O Debate Cultural no México
A controvérsia em torno da decisão de Salinas reflete um debate mais amplo no México sobre linguagem, identidade e o papel da mídia. O termo “woke”, originalmente cunhado na comunidade afro-americana para descrever a consciência sobre injustiças raciais, evoluiu para abranger questões de gênero, inclusão e justiça social. No México, a adoção de formas inclusivas como “todes” ou “latinx” tem sido tanto celebrada quanto ridicularizada, com críticos argumentando que essas expressões são importações anglocêntricas que não se alinham com a língua espanhola.

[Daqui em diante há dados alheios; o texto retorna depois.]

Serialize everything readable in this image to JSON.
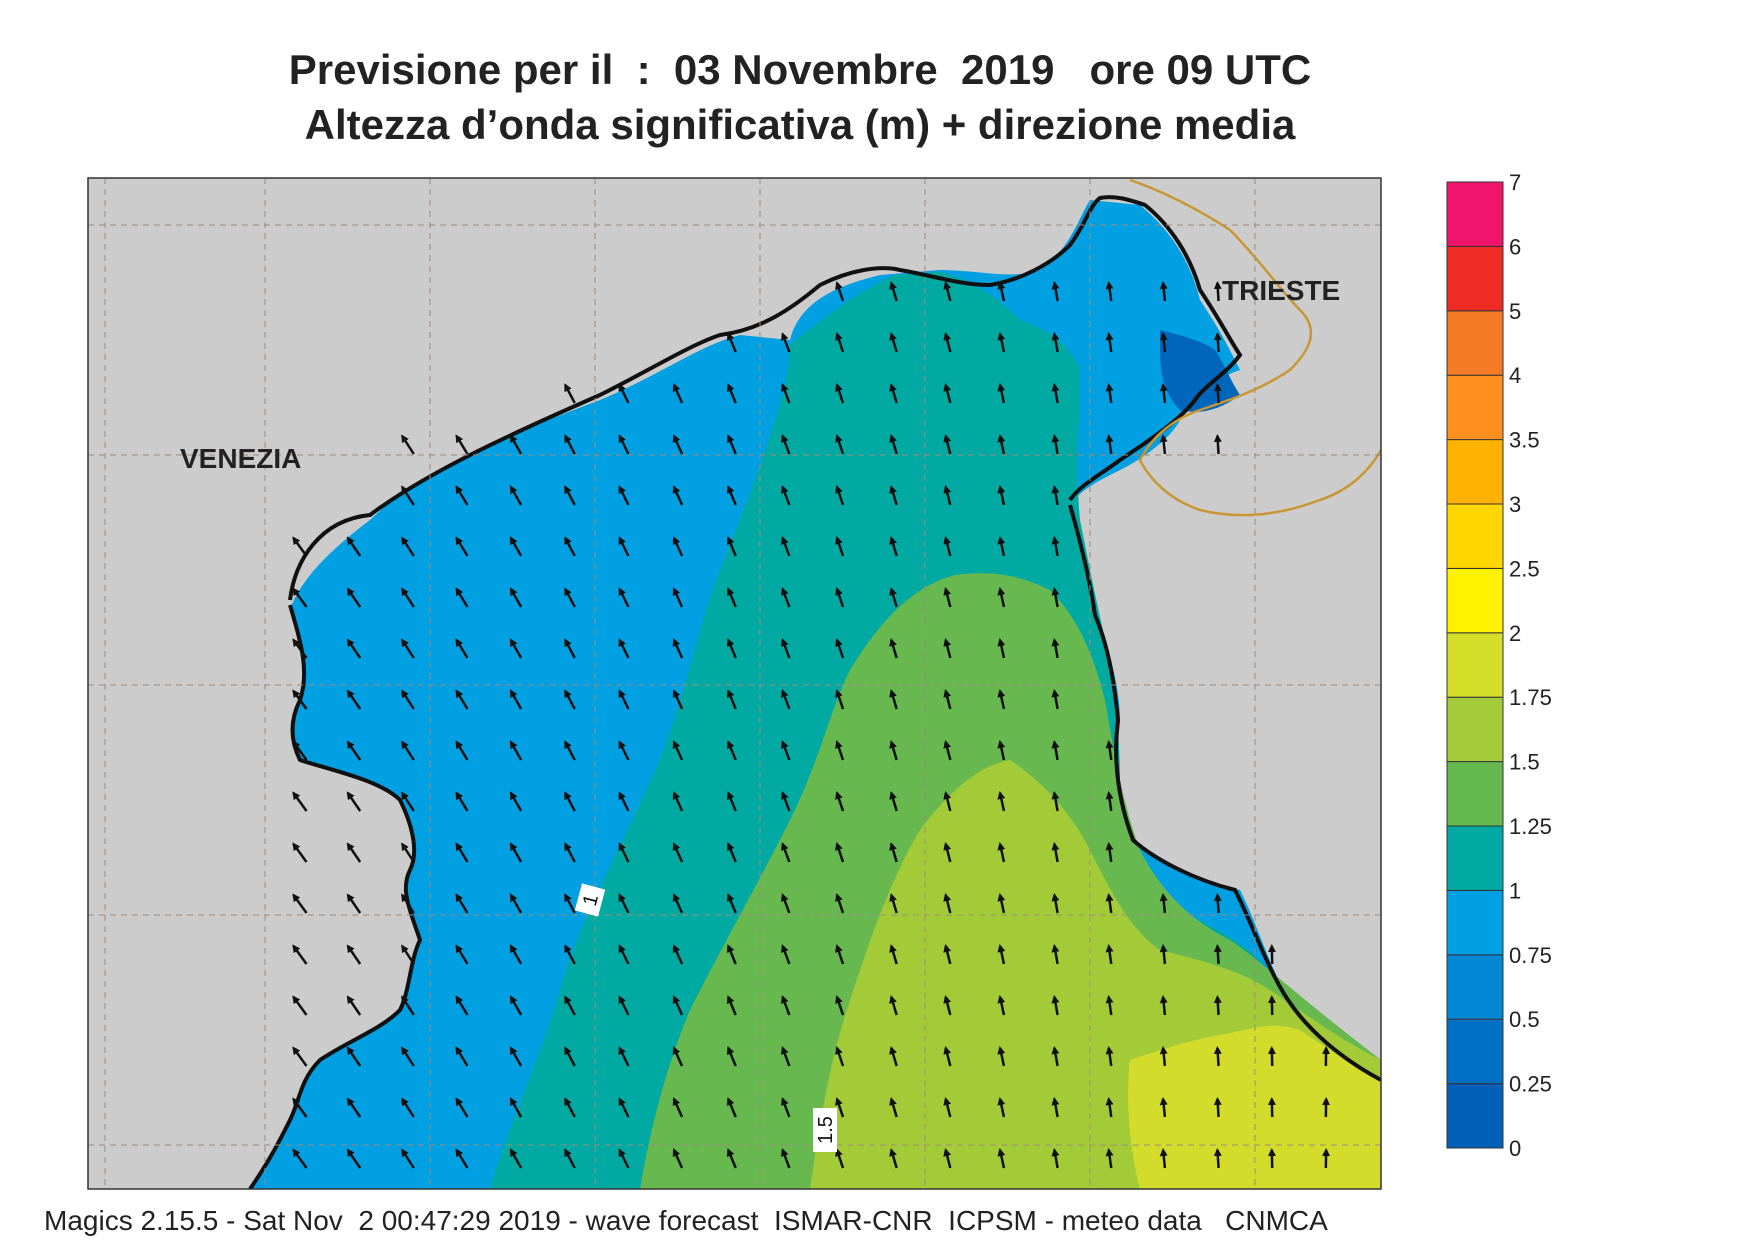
{
  "title": {
    "line1": "Previsione per il  :  03 Novembre  2019   ore 09 UTC",
    "line2": "Altezza d’onda significativa (m) + direzione media"
  },
  "map": {
    "cities": [
      {
        "name": "VENEZIA"
      },
      {
        "name": "TRIESTE"
      }
    ],
    "contour_labels": [
      "1",
      "1.5"
    ],
    "colors": {
      "land": "#cccccc",
      "sea_0_25": "#0066bb",
      "sea_25_05": "#0077c8",
      "sea_05_075": "#008ed8",
      "sea_075_1": "#00a0e2",
      "sea_1_125": "#00aaa2",
      "sea_125_15": "#66b84f",
      "sea_15_175": "#a3cb38",
      "sea_175_2": "#d3dc2a",
      "coast": "#111111",
      "border": "#c89632",
      "grid": "#9b8c7c"
    }
  },
  "legend": {
    "title": "",
    "units": "m",
    "labels": [
      "0",
      "0.25",
      "0.5",
      "0.75",
      "1",
      "1.25",
      "1.5",
      "1.75",
      "2",
      "2.5",
      "3",
      "3.5",
      "4",
      "5",
      "6",
      "7"
    ],
    "colors": [
      "#0060b8",
      "#0070c4",
      "#0088d4",
      "#00a0e2",
      "#00aaa2",
      "#64b84e",
      "#a4cc3a",
      "#d4de28",
      "#fff200",
      "#ffd700",
      "#ffb300",
      "#ff9020",
      "#f57a24",
      "#ee2b24",
      "#f0146c"
    ]
  },
  "footer": {
    "text": "Magics 2.15.5 - Sat Nov  2 00:47:29 2019 - wave forecast  ISMAR-CNR  ICPSM - meteo data   CNMCA"
  }
}
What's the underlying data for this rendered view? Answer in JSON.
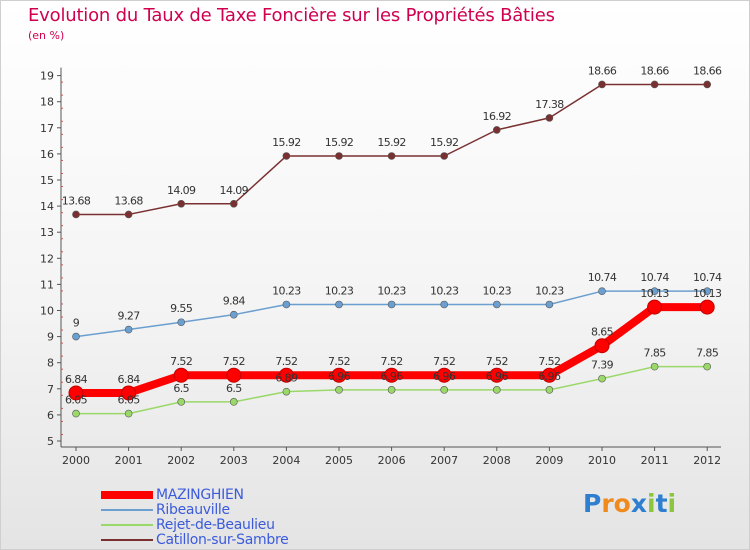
{
  "title": "Evolution du Taux de Taxe Foncière sur les Propriétés Bâties",
  "unit": "(en %)",
  "logo": {
    "letters": [
      "P",
      "r",
      "o",
      "x",
      "i",
      "t",
      "i"
    ],
    "colors": [
      "#2e7fd0",
      "#f08a1c",
      "#f08a1c",
      "#2e7fd0",
      "#8cc63f",
      "#2e7fd0",
      "#8cc63f"
    ]
  },
  "chart_data": {
    "type": "line",
    "title": "Evolution du Taux de Taxe Foncière sur les Propriétés Bâties",
    "ylabel": "(en %)",
    "x": [
      "2000",
      "2001",
      "2002",
      "2003",
      "2004",
      "2005",
      "2006",
      "2007",
      "2008",
      "2009",
      "2010",
      "2011",
      "2012"
    ],
    "ylim": [
      5,
      19
    ],
    "yticks": [
      "5",
      "6",
      "7",
      "8",
      "9",
      "10",
      "11",
      "12",
      "13",
      "14",
      "15",
      "16",
      "17",
      "18",
      "19"
    ],
    "grid": false,
    "legend": "bottom-left",
    "series": [
      {
        "name": "MAZINGHIEN",
        "color": "#ff0000",
        "emphasis": true,
        "values": [
          6.84,
          6.84,
          7.52,
          7.52,
          7.52,
          7.52,
          7.52,
          7.52,
          7.52,
          7.52,
          8.65,
          10.13,
          10.13
        ],
        "labels": [
          "6.84",
          "6.84",
          "7.52",
          "7.52",
          "7.52",
          "7.52",
          "7.52",
          "7.52",
          "7.52",
          "7.52",
          "8.65",
          "10.13",
          "10.13"
        ]
      },
      {
        "name": "Ribeauville",
        "color": "#6b9fd0",
        "values": [
          9,
          9.27,
          9.55,
          9.84,
          10.23,
          10.23,
          10.23,
          10.23,
          10.23,
          10.23,
          10.74,
          10.74,
          10.74
        ],
        "labels": [
          "9",
          "9.27",
          "9.55",
          "9.84",
          "10.23",
          "10.23",
          "10.23",
          "10.23",
          "10.23",
          "10.23",
          "10.74",
          "10.74",
          "10.74"
        ]
      },
      {
        "name": "Rejet-de-Beaulieu",
        "color": "#9bd86a",
        "values": [
          6.05,
          6.05,
          6.5,
          6.5,
          6.89,
          6.96,
          6.96,
          6.96,
          6.96,
          6.96,
          7.39,
          7.85,
          7.85
        ],
        "labels": [
          "6.05",
          "6.05",
          "6.5",
          "6.5",
          "6.89",
          "6.96",
          "6.96",
          "6.96",
          "6.96",
          "6.96",
          "7.39",
          "7.85",
          "7.85"
        ]
      },
      {
        "name": "Catillon-sur-Sambre",
        "color": "#7a3030",
        "values": [
          13.68,
          13.68,
          14.09,
          14.09,
          15.92,
          15.92,
          15.92,
          15.92,
          16.92,
          17.38,
          18.66,
          18.66,
          18.66
        ],
        "labels": [
          "13.68",
          "13.68",
          "14.09",
          "14.09",
          "15.92",
          "15.92",
          "15.92",
          "15.92",
          "16.92",
          "17.38",
          "18.66",
          "18.66",
          "18.66"
        ]
      }
    ]
  }
}
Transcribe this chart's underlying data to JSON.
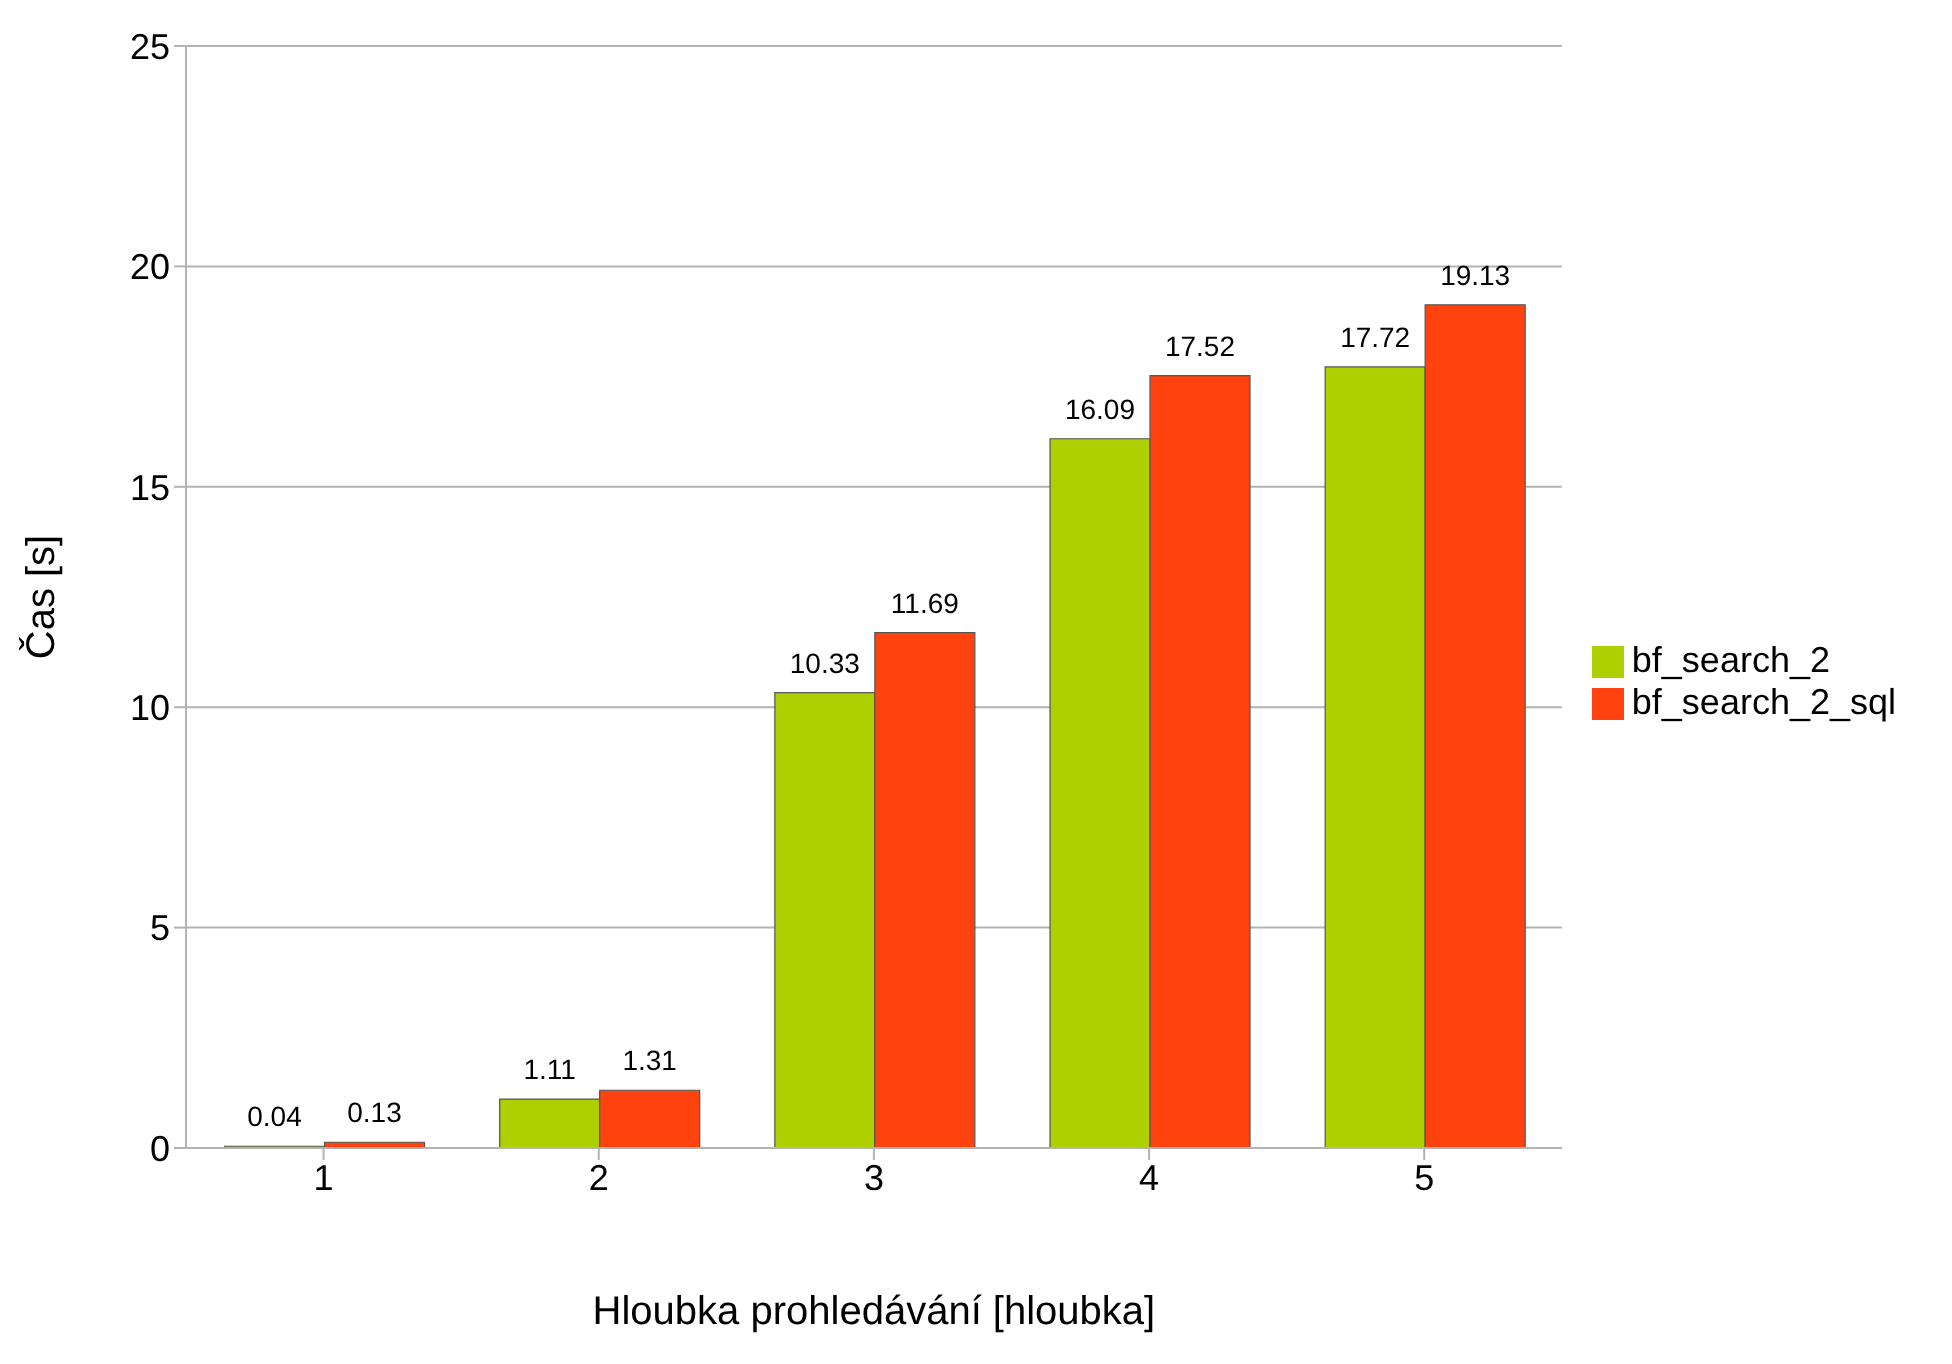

Para Salinas, a proibição do “lenguaje woke” é uma resposta às demandas dos telespectadores, que, segundo ele, querem uma mídia autêntica e direta. No entanto, críticos apontam que a decisão pode ser uma jogada estratégica para atrair uma base conservadora, especialmente em um momento em que a TV Azteca enfrenta dificuldades financeiras e pressão de acreedores nos Estados Unidos.
Reações e Implicações
As reações à postura de Salinas foram imediatas. Nas redes sociais, hashtags como #TVAzteca e #LenguajeWoke dominaram as discussões, com usuários divididos entre apoio e indignação. Alguns elogiaram Salinas por “resistir à pressão ideológica”, enquanto outros o acusaram de censura e de minar a liberdade de expressão. O governo mexicano, por sua vez, publicou uma explicação sobre o que considera “linguagem sexista” em seu site, destacando a importância de evitar estereótipos de gênero – uma resposta indireta à polêmica.
A longo prazo, a decisão de Salinas pode ter consequências significativas para a TV Azteca. Por um lado, a emissora pode conquistar uma audiência que se sente alienada pelo discurso inclusivo; por outro, corre o risco de perder talentos e alienar anunciantes que valorizam a diversidade. Além disso, a controvérsia destaca a crescente polarização no México, onde questões de linguagem e identidade estão se tornando campos de batalha cultural.
Conclusão: Um México em Transformação
A “sacudida masiva” de Ricardo Salinas Pliego na TV Azteca é mais do que uma decisão corporativa – é um reflexo das tensões que moldam o México contemporâneo. Enquanto o país navega por mudanças sociais, econômicas e culturais, a mídia desempenha um papel central na definição do discurso público. Se a estratégia de Salinas será vista como uma “limpeza” bem-sucedida ou como um passo retrógrado, só o tempo dirá. Por enquanto, a TV Azteca permanece no olho do furacão, e o México assiste, dividido, ao desenrolar dessa história.